Professor Education at Birmingham City University, UK.
This entry was posted in Assessment, GCSE, Grading, KS3, Music Education, Uncategorized and tagged , , , . Bookmark the permalink.

3 Responses to Bullseye! Target setting and target missing.

  1. terryloane says:

    I think your post, Martin, is a brilliant and vivid description of the nonsensical position in which the target and data-fetish cultures have placed school music teachers. (Actually I think it is the same for teachers of other subjects, but that is not the point here.) You suggest that the current demands on music teachers in terms of assessing and describing pupil’s musical achievements are (to use your own word) “daft”. I agree, but I think we must go even further.

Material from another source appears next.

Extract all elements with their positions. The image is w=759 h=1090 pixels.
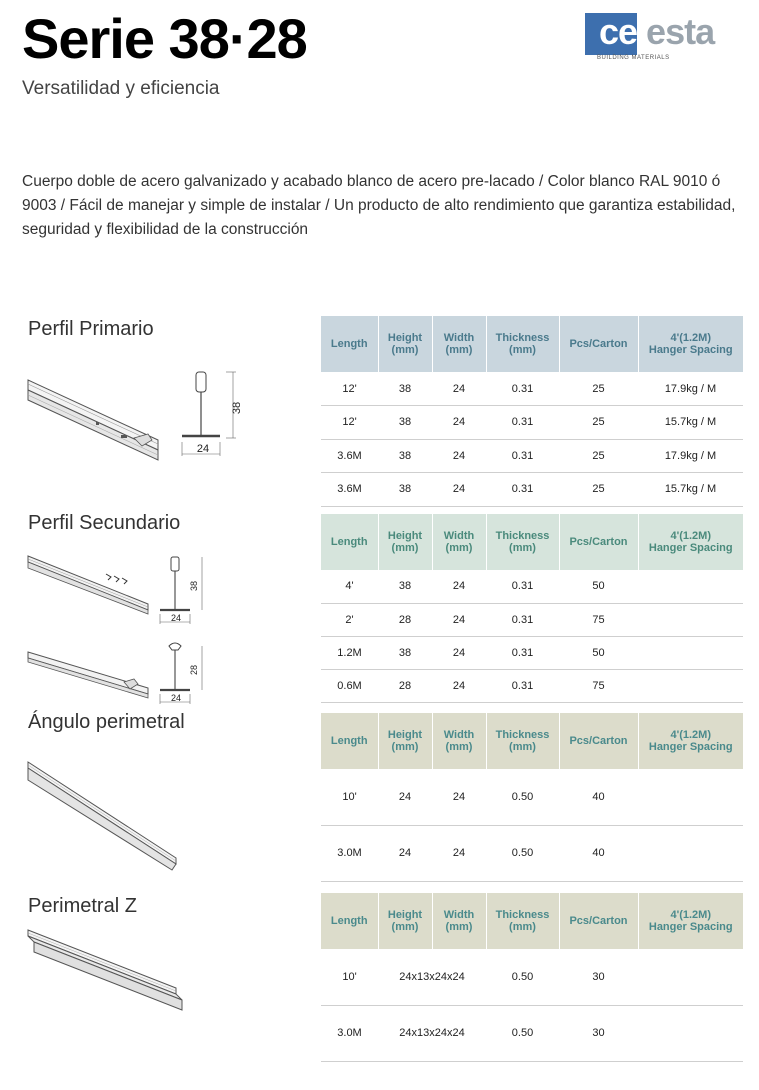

What you describe in your post provides evidence that the blinkered emphasis on reductionist criteria and targets has been going on for so long that it has now deprived schools, teachers, pupils and parents of any alternative schema, any alternative mode of conceiving human capability.

    So let’s see if we can start again from first principles. We know that as young people move towards their teenage years their musical experiences, musical interests, musical capabilities and musical ambitions vary hugely. So it is worse than ‘daft’, it is meaningless, to imagine that we can ever use any finite set of pre-existing linear criteria/grades to assess and describe what they have done and can do musically at KS3. (And, as you point out, these linear measures don’t exist anyway, and even an Ofsted inspector has acknowledged that we need to move away from sets of numbers.) The answer surely is to move towards what one might call “post hoc assessment”. (I personally prefer to talk of “post hoc assessing and reporting” as I never normally use the word assessment because its meaning has become so corrupted – but I will gloss over that issue for now.) With post hoc assessment the criteria are not specified before the event, but arise as a result of the nature of individual or group learning. I think I have written before on your blog about two obvious examples: the first movement of Beethoven’s third symphony and the Beatles ‘Sergeant Pepper’ LP could not be meaningfully assessed on the basis of any criteria that existed before these works were created. Yet this is also true to some extent for all acts of musical creation. Any attempt on the part of the teacher to constrain musical creativity by pre-specifying the criteria that must be met is both ‘daft’ (to use your word again) and, I believe, immoral. We need to learn to accept that the criteria on which we judge any act of musical creation are, in the words of Williams et al (2011), “unpredictable but retrospectively coherent”. It is perhaps worth quoting their sentence in full: “Since emergent learning is unpredictable but retrospectively coherent, we cannot determine in advance what will happen, but we can make sense of it after the event.” (http://bit.ly/2jfUPKO)

    I believe that moving to post hoc assessing and reporting has to be the way forward. I can see no other way out of the ‘reductio ad absurdum’ morass you have so eloquently and accurately described, Martin. A move in this direction would certainly be worth going off down the pub to celebrate – with or without a game of darts:-)

  2. drfautley says:

    Thanks Terry. There is so much to worry about, but I believe we do need to try to disentangle assessment from the mess it has got into!

  3. Jayne says:

    You couldn’t possibly make up a story that is quite so stupid, therefore it must be true!!!